By Senator Jay Paul Gumm of Durant

Hello again, everybody! This week, as part of the celebration of Constitution Day, I again made my trip to schools across southern Oklahoma to talk with students about representative democracy.

Since becoming your senator, the week of Constitution Day has been one to which I most look forward. Every year, the National Conference of State Legislatures sponsors “America’s Legislators Back to School” during the week we celebrate the signing of the U.S. Constitution.

This week was chosen because it is when we celebrate the signing of the U.S. Constitution on September 17, 1787. During the week, I try to visit as many schools as possible across my district, and I’ve been on the road every day traveling from one school to another. Our Constitution is nothing short of a miraculous document. It established a government that for the first time on Earth put political power in the hands of the people rather than those who govern. As I tell the students, that means you are the boss and I work for you.

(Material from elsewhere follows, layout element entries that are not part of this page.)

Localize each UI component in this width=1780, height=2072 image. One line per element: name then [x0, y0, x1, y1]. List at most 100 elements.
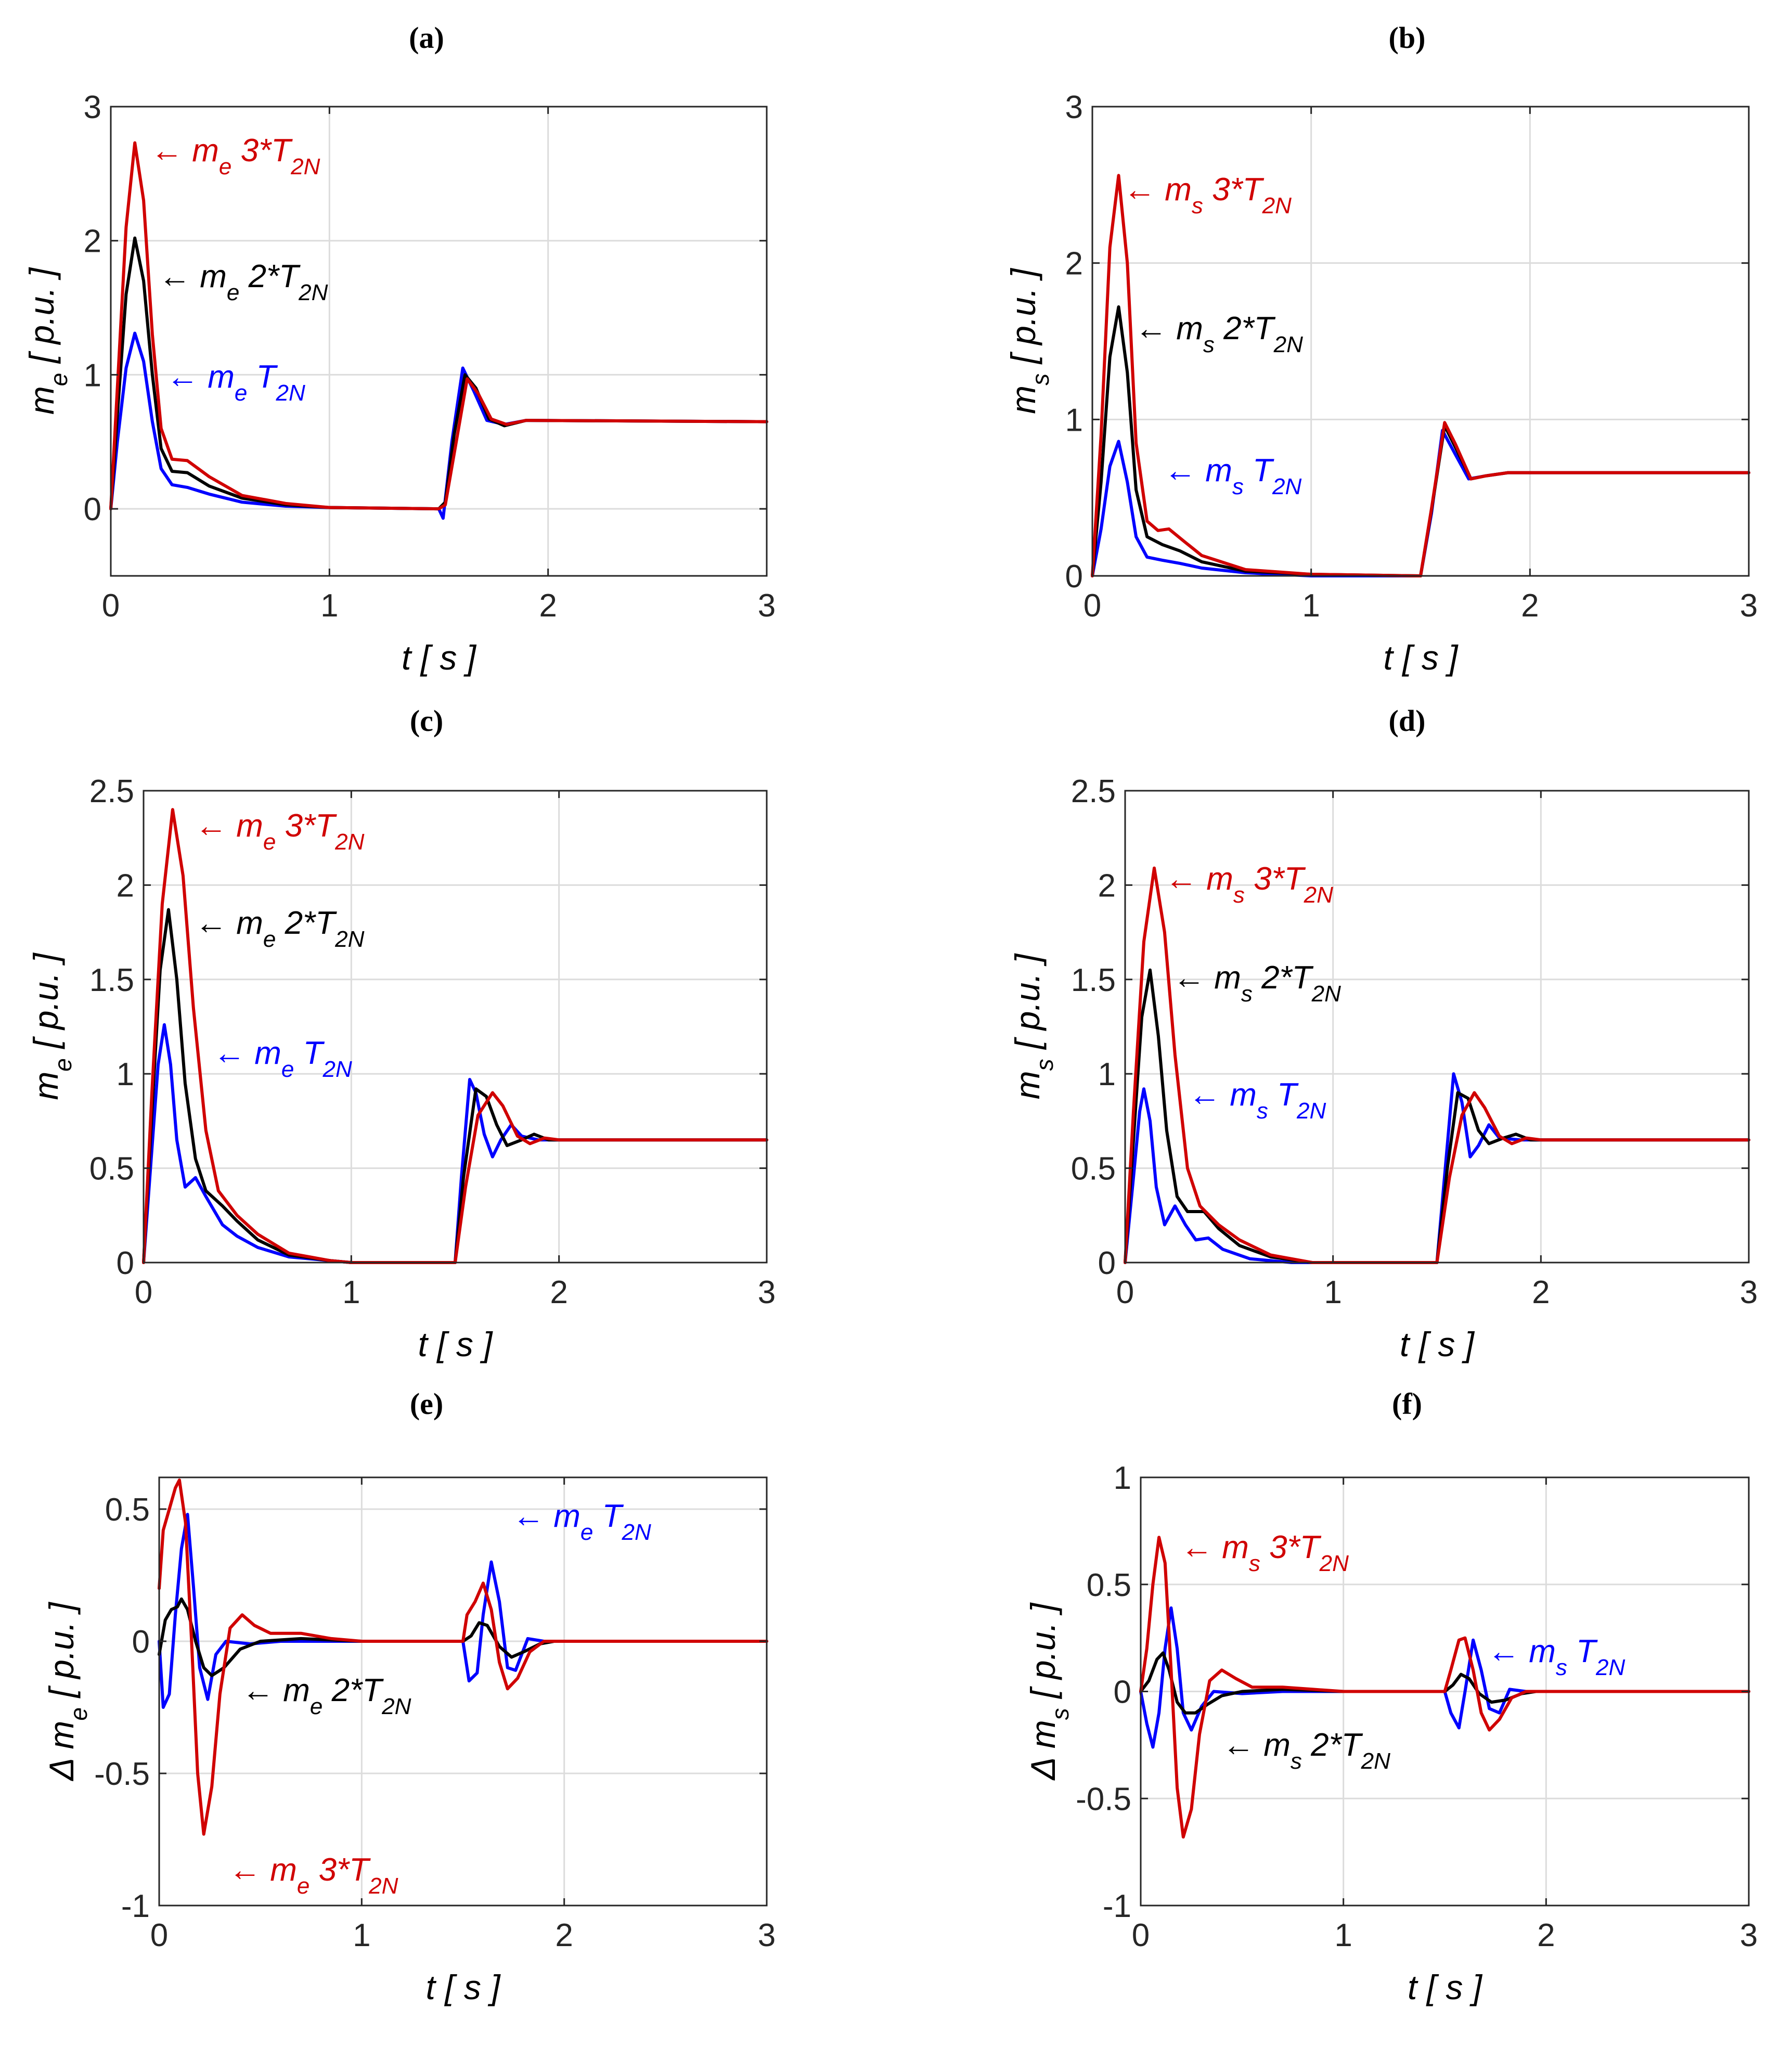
curve-annotation: ← me T2N	[213, 1035, 352, 1082]
y-tick-label: 0	[1065, 559, 1083, 595]
y-tick-label: 0	[117, 1245, 134, 1281]
y-axis-label: Δ ms [ p.u. ]	[1024, 1602, 1074, 1781]
y-tick-label: 0	[1098, 1245, 1116, 1281]
x-tick-label: 1	[1324, 1275, 1342, 1310]
series-line	[158, 1597, 768, 1677]
plot-area	[144, 791, 767, 1263]
y-axis-label: me [ p.u. ]	[22, 267, 72, 415]
x-tick-label: 0	[1116, 1275, 1134, 1310]
chart-panel-c: (c) 0 1 2 3 0 0.5 1 1.5 2 2.5 t [ s ] me [ p.u. ] ← m…	[27, 704, 776, 1363]
x-axis-label: t [ s ]	[425, 1968, 501, 2006]
curve-annotation: ← me 3*T2N	[151, 133, 320, 179]
y-axis-label: ms [ p.u. ]	[1008, 953, 1058, 1099]
y-axis-label: me [ p.u. ]	[27, 953, 76, 1100]
curve-annotation: ← ms T2N	[1189, 1077, 1326, 1124]
y-tick-label: 0	[132, 1624, 150, 1660]
panel-label: (e)	[410, 1387, 443, 1421]
x-axis-label: t [ s ]	[402, 638, 477, 677]
x-tick-label: 3	[1740, 1917, 1758, 1953]
curve-annotation: ← ms T2N	[1488, 1633, 1625, 1680]
axes-box	[1124, 790, 1750, 1264]
y-tick-label: 1	[84, 357, 101, 393]
curve-annotation: ← me 2*T2N	[159, 259, 328, 305]
y-tick-label: 2	[84, 224, 101, 260]
plot-area	[1092, 107, 1749, 576]
y-tick-label: 0.5	[1087, 1567, 1131, 1603]
y-tick-label: 2	[1098, 868, 1116, 904]
series-line	[109, 331, 768, 520]
panel-label: (f)	[1392, 1387, 1422, 1421]
y-tick-label: -1	[1103, 1888, 1131, 1924]
y-tick-label: 1.5	[1071, 962, 1116, 998]
chart-panel-b: (b) 0 1 2 3 0 1 2 3 t [ s ] ms [ p.u. ] ← ms 3*T2N ←…	[1004, 21, 1758, 677]
x-tick-label: 2	[539, 588, 557, 624]
curve-annotation: ← me 3*T2N	[229, 1852, 398, 1899]
series-line	[1124, 1072, 1750, 1264]
curve-annotation: ← me T2N	[512, 1498, 651, 1545]
x-axis-label: t [ s ]	[1408, 1968, 1483, 2006]
curve-annotation: ← ms 2*T2N	[1222, 1727, 1390, 1774]
curve-annotation: ← ms 3*T2N	[1181, 1529, 1349, 1576]
x-tick-label: 2	[555, 1917, 573, 1953]
x-tick-label: 2	[1532, 1275, 1550, 1310]
x-tick-label: 0	[1084, 588, 1101, 624]
y-tick-label: 2.5	[1071, 774, 1116, 809]
axes-box	[1091, 106, 1750, 577]
axes-box	[110, 106, 768, 577]
y-tick-label: 3	[1065, 89, 1083, 125]
series-line	[1091, 174, 1750, 577]
x-tick-label: 3	[758, 588, 776, 624]
curve-annotation: ← me T2N	[166, 359, 305, 406]
curve-annotation: ← ms 2*T2N	[1173, 960, 1341, 1007]
y-tick-label: 1	[1114, 1460, 1131, 1496]
y-axis-label: Δ me [ p.u. ]	[42, 1602, 92, 1782]
y-tick-label: 3	[84, 89, 101, 125]
x-tick-label: 0	[102, 588, 120, 624]
curve-annotation: ← ms T2N	[1164, 453, 1301, 499]
plot-area	[111, 107, 767, 576]
x-tick-label: 3	[758, 1275, 776, 1310]
x-tick-label: 1	[1334, 1917, 1352, 1953]
y-tick-label: 2	[1065, 246, 1083, 282]
y-tick-label: 0	[84, 492, 101, 527]
y-tick-label: -0.5	[1076, 1781, 1131, 1817]
y-tick-label: 1.5	[89, 962, 134, 998]
plot-area	[159, 1477, 767, 1906]
y-tick-label: 0.5	[1071, 1151, 1116, 1187]
series-line	[1124, 866, 1750, 1264]
chart-panel-a: (a) 0 1 2 3 0 1 2 3 t [ s ] me [ p.u. ] ← me 3*T2N ←…	[22, 21, 776, 677]
x-tick-label: 0	[135, 1275, 152, 1310]
x-tick-label: 0	[150, 1917, 168, 1953]
series-line	[1091, 429, 1750, 577]
x-tick-label: 2	[550, 1275, 567, 1310]
x-axis-label: t [ s ]	[418, 1325, 493, 1363]
x-tick-label: 3	[1740, 588, 1758, 624]
x-tick-label: 3	[1740, 1275, 1758, 1310]
y-tick-label: 1	[1098, 1057, 1116, 1092]
y-tick-label: 2.5	[89, 774, 134, 809]
y-tick-label: 0.5	[89, 1151, 134, 1187]
x-tick-label: 0	[1132, 1917, 1150, 1953]
series-line	[1139, 1651, 1750, 1715]
series-line	[109, 141, 768, 511]
x-tick-label: 3	[758, 1917, 776, 1953]
series-line	[142, 808, 768, 1264]
x-tick-label: 2	[1521, 588, 1539, 624]
y-tick-label: 1	[117, 1057, 134, 1092]
curve-annotation: ← me 3*T2N	[195, 808, 365, 855]
x-tick-label: 1	[342, 1275, 360, 1310]
y-tick-label: 2	[117, 868, 134, 904]
x-axis-label: t [ s ]	[1400, 1325, 1475, 1363]
panel-label: (a)	[409, 21, 444, 55]
x-tick-label: 1	[320, 588, 338, 624]
curve-annotation: ← ms 3*T2N	[1165, 861, 1333, 908]
y-tick-label: 1	[1065, 402, 1083, 438]
y-tick-label: 0.5	[105, 1492, 150, 1528]
chart-panel-e: (e) 0 1 2 3 -1 -0.5 0 0.5 t [ s ] Δ me [ p.u. ] ← m…	[42, 1387, 776, 2006]
panel-label: (d)	[1389, 704, 1426, 738]
x-axis-label: t [ s ]	[1383, 638, 1459, 677]
curve-annotation: ← me 2*T2N	[242, 1672, 411, 1719]
x-tick-label: 2	[1537, 1917, 1555, 1953]
y-axis-label: ms [ p.u. ]	[1004, 267, 1054, 414]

With that power, I remind the students, come serious responsibilities. The most important of those responsibilities is to register to vote when they turn 18, and then to exercise that right whenever the polls open. That is how they give instructions to those of us who serve in public office.

Constitution Day 2007 is a special one for us here in Oklahoma. September 17, 2007 not only marked the 220th anniversary of the signing of the U.S. Constitution, it marked the 100th anniversary of the ratification of Oklahoma’s Constitution.

My first stop in my district this week – appropriately – was in Tishomingo, hometown of “Alfalfa Bill” Murray. Alfalfa Bill was the president of the Oklahoma Constitutional Convention. Few individuals left a more indelible mark on Oklahoma’s history than Alfalfa Bill.

The first three words of the U.S. Constitution – “We the People” – and in Oklahoma’s Constitution the words “All political power is inherent in the people” reflect the heart of representative democracy. Those words remind all of in elective office that we work for you.

More than 30 years ago, when I was a student at Robert E. Lee Elementary School in Durant, an elected official visited my classroom. It has been so long, I cannot even remember who it was, but I do remember something he said. He told us that his job in public service was “to make things better.”

That was the first spark that led me to one day wanting to serve in public office. I consider that simple but eloquent description of public service the most important message I can deliver to the students with whom I visit. It is my way to “pass the torch to a new generation.”

Thanks again for reading the "Senate Minute"; have a great week and may God bless you all.